Se você estivesse chateado de brincar com seu kit de química e o oferecesse a
seu irmão em troca do carrinho de bombeiros dele, seria um trato justo. Se
alguém me oferecesse sair clandestinamente do país num barco a vela em troca de
ingressos gratuitos para um show de patinação no gelo, seria um trato justo.

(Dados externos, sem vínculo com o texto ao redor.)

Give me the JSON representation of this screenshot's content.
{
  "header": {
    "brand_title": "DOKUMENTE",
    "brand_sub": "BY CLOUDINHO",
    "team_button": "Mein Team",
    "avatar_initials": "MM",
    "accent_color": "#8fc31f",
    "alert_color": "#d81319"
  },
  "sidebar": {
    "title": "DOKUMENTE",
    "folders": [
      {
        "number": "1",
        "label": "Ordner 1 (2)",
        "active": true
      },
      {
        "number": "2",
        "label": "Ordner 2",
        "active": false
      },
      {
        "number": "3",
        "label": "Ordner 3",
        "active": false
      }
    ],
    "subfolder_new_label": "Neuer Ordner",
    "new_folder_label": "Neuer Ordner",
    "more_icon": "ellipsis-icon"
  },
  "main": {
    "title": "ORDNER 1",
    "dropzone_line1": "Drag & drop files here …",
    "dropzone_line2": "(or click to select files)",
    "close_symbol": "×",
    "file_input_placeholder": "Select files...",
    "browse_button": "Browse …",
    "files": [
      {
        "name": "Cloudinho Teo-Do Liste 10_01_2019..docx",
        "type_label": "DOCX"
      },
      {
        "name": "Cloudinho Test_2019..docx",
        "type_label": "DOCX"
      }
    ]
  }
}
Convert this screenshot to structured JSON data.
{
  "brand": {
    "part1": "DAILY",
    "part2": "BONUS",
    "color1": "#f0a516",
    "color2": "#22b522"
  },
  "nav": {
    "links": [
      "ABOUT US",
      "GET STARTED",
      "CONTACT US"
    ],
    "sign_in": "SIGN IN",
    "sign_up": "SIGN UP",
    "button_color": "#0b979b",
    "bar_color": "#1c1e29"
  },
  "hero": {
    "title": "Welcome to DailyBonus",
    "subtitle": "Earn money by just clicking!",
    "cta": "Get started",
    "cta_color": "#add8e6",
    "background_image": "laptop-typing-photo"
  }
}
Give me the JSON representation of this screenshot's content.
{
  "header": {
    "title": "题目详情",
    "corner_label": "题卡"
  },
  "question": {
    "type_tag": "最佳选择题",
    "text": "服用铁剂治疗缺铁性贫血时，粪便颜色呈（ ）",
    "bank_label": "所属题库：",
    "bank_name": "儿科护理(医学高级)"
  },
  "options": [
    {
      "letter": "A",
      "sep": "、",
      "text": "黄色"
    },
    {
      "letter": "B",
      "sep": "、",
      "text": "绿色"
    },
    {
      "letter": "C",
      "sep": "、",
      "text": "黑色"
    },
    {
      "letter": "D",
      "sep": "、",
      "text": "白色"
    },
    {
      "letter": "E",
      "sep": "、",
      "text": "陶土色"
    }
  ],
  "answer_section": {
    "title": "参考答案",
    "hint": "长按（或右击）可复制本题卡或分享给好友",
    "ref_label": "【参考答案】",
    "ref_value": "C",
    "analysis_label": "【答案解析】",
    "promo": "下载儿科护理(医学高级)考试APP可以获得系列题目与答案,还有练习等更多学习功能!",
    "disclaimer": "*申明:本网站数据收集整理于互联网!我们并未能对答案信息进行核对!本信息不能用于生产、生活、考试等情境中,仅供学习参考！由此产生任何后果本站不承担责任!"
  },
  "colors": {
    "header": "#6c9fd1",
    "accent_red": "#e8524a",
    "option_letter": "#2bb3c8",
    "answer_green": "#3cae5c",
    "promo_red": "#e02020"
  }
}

Mas trabalhar durante anos numa serraria em troca de o proprietário tentar
manter o conde Olaf à distância é um trato extremamente injusto, e as três
crianças sabiam muito bem disso.
— Ora, senhor — disse
Charles, com um sorriso nervoso para os Baudelaire. — O senhor não pode estar falando sério.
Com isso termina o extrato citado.